Conducting checks on a fund’s shareholders and service providers is a complex task already. Even if they have nothing to hide, persuading them to respond with full and accurate information can be a wearying struggle. E-mails are overlooked and questionnaires ignored, leading to significant gaps in the data. Even where data is provided, formats may not match, complicating the task for anyone filing a consolidated report or completing a spreadsheet.

What’s more, every AML check must be supported by documentary proof. In addition to compiling an initial, more robust reporting document, keeping it up to date and compliant means constant checking that documents are still valid.

The dangers of box-ticking

Not surprisingly, overworked compliance officers are liable to spend more time simply collating data, at the expense of analysing it for errors or anomalies that need action or flagging to the regulator. In other words, ticking boxes may take priority over monitoring for risks.

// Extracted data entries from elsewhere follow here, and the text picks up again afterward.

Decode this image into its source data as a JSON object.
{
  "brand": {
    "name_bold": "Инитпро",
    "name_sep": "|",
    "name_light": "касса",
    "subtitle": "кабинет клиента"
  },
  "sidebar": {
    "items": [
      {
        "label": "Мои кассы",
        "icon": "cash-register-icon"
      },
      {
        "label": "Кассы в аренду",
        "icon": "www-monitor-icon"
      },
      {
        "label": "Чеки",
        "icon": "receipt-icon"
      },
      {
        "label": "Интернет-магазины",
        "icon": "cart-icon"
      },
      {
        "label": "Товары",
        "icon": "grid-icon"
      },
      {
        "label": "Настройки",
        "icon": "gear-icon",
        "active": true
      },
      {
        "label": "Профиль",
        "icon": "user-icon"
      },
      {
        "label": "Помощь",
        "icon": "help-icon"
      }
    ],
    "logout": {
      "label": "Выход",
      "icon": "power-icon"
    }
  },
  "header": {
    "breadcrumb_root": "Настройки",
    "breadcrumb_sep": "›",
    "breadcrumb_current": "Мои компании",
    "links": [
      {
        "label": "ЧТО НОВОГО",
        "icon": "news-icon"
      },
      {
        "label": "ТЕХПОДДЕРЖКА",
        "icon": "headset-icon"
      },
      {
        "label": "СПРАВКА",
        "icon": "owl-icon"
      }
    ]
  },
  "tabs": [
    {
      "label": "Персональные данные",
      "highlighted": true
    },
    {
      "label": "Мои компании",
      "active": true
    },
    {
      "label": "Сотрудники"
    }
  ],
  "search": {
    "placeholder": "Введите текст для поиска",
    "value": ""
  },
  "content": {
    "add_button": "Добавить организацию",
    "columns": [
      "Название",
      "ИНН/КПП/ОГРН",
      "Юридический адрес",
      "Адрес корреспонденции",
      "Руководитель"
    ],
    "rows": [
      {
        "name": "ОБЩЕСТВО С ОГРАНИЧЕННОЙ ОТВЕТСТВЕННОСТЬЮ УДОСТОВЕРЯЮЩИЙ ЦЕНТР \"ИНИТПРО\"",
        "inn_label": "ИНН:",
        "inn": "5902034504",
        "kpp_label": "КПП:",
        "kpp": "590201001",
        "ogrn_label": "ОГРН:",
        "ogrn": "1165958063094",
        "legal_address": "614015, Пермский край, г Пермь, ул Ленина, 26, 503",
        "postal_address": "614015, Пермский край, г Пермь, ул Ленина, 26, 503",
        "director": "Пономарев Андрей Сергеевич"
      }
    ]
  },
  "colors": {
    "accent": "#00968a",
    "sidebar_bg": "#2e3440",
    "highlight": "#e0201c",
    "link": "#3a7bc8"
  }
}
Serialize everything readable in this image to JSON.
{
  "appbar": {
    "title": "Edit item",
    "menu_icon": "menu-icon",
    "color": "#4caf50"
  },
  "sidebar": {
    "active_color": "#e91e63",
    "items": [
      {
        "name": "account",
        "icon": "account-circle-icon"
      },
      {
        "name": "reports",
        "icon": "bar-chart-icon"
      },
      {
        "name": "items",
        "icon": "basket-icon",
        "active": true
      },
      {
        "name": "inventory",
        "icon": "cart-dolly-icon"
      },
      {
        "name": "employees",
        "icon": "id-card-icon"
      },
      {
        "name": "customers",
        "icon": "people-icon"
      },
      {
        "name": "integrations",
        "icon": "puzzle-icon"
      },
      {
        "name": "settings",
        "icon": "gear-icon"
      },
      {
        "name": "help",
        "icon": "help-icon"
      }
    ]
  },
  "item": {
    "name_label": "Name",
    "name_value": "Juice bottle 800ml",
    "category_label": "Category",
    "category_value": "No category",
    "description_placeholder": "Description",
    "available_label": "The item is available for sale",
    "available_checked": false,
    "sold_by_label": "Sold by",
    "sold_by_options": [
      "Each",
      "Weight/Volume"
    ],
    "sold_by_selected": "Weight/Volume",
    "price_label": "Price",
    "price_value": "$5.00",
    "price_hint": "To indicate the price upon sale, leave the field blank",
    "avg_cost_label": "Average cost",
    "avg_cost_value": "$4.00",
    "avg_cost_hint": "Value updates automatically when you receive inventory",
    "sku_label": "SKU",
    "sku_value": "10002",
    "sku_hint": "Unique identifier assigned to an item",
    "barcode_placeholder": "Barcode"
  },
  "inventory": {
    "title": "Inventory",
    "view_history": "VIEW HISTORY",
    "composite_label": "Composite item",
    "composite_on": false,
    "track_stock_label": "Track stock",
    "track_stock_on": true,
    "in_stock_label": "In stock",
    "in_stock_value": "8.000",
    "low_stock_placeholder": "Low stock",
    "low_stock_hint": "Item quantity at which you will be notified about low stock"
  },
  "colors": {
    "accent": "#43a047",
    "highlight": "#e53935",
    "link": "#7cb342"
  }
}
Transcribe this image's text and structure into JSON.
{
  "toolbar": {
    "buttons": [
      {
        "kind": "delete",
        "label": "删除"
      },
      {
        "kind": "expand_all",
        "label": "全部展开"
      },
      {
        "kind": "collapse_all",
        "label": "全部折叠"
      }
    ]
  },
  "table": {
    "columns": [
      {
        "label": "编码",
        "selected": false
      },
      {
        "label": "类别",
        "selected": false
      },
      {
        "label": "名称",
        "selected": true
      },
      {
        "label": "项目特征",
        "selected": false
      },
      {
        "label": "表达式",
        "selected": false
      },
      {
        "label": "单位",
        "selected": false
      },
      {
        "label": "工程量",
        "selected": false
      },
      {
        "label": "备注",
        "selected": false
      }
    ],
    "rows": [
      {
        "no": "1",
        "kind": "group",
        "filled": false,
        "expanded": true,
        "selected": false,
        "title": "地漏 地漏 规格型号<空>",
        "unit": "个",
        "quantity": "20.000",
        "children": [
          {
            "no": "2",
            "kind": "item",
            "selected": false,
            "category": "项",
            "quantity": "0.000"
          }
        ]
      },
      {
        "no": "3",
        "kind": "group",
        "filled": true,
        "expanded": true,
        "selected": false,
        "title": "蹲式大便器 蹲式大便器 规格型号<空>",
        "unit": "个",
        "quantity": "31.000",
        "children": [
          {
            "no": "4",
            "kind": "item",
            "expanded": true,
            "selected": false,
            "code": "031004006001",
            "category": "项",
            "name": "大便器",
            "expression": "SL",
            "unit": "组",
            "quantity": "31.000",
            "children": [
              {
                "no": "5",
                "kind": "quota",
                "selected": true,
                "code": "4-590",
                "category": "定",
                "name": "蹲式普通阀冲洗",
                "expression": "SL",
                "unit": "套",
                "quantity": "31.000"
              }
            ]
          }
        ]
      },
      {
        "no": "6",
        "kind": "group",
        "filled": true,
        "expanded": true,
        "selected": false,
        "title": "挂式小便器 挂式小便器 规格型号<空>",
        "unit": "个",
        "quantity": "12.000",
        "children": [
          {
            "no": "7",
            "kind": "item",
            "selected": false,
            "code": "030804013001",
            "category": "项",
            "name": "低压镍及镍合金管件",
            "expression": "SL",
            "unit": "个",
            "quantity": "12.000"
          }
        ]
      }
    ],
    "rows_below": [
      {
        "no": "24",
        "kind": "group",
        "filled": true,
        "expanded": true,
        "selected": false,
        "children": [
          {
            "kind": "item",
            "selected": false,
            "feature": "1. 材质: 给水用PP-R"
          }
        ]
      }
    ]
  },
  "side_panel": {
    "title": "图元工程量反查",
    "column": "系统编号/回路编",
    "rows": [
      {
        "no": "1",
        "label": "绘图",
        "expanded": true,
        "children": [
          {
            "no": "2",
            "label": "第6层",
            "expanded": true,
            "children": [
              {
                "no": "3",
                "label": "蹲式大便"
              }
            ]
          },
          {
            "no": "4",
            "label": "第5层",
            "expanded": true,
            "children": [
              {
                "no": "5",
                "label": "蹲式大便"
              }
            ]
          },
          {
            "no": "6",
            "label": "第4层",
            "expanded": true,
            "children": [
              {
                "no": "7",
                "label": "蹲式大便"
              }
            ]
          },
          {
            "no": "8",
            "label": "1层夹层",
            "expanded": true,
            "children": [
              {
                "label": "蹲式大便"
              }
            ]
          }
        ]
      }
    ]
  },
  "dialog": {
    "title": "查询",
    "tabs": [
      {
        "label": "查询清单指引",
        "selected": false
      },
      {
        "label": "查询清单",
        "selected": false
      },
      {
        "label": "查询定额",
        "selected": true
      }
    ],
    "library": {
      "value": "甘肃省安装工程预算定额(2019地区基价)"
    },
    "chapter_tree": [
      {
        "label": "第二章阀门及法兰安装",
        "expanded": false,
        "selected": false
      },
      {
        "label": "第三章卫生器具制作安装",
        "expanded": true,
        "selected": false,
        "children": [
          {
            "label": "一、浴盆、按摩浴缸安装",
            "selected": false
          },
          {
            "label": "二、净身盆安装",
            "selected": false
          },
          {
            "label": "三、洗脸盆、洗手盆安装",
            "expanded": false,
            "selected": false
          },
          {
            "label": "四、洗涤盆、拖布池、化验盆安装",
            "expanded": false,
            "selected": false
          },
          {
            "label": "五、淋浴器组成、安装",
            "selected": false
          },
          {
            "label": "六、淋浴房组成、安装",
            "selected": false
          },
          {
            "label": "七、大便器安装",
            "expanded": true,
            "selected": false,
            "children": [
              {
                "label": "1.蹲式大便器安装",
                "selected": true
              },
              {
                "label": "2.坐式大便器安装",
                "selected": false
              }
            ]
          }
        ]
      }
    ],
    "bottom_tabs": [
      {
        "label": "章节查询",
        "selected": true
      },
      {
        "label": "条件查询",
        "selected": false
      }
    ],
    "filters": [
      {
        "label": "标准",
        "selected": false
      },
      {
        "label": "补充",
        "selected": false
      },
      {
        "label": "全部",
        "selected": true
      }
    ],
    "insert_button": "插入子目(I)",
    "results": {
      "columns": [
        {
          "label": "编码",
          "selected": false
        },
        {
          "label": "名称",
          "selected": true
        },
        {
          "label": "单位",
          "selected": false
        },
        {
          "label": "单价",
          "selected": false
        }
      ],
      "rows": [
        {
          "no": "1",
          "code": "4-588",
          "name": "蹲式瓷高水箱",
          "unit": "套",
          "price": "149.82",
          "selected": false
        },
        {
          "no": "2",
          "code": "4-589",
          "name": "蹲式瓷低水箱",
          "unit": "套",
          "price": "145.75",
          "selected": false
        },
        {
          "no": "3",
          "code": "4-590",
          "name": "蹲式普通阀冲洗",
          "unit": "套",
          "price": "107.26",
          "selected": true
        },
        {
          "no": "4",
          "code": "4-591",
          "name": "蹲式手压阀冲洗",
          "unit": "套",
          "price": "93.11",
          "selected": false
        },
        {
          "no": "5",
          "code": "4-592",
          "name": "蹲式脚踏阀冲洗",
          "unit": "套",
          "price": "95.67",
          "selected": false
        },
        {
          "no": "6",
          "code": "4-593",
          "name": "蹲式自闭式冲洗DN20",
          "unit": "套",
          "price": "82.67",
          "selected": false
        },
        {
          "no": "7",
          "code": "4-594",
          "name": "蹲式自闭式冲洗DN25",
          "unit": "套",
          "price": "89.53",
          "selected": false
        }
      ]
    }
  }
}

It should not be that way. While collecting information is a pure cost to the business, rigorous monitoring can add significant value. Many of the well-publicised money laundering cases affecting banks have highlighted monitoring failures, resulting in serious consequences for the institutions in question – including substantial financial penalties, severe reputational damage, and, in some cases, banks being shut down.

One of the factors driving Luxembourg’s success as a global domicile and servicing centre for investment funds is its flexibility in permitting vital functions to be contracted out to specialist providers that can offer the benefits of shared expertise and scale. Given the growing requirements now placed on fund managers with multiple investor and distributor bases, reporting systems – whether in-house or outsourced – must have the flexibility to focus effectively on assessing risk rather that just compiling reports.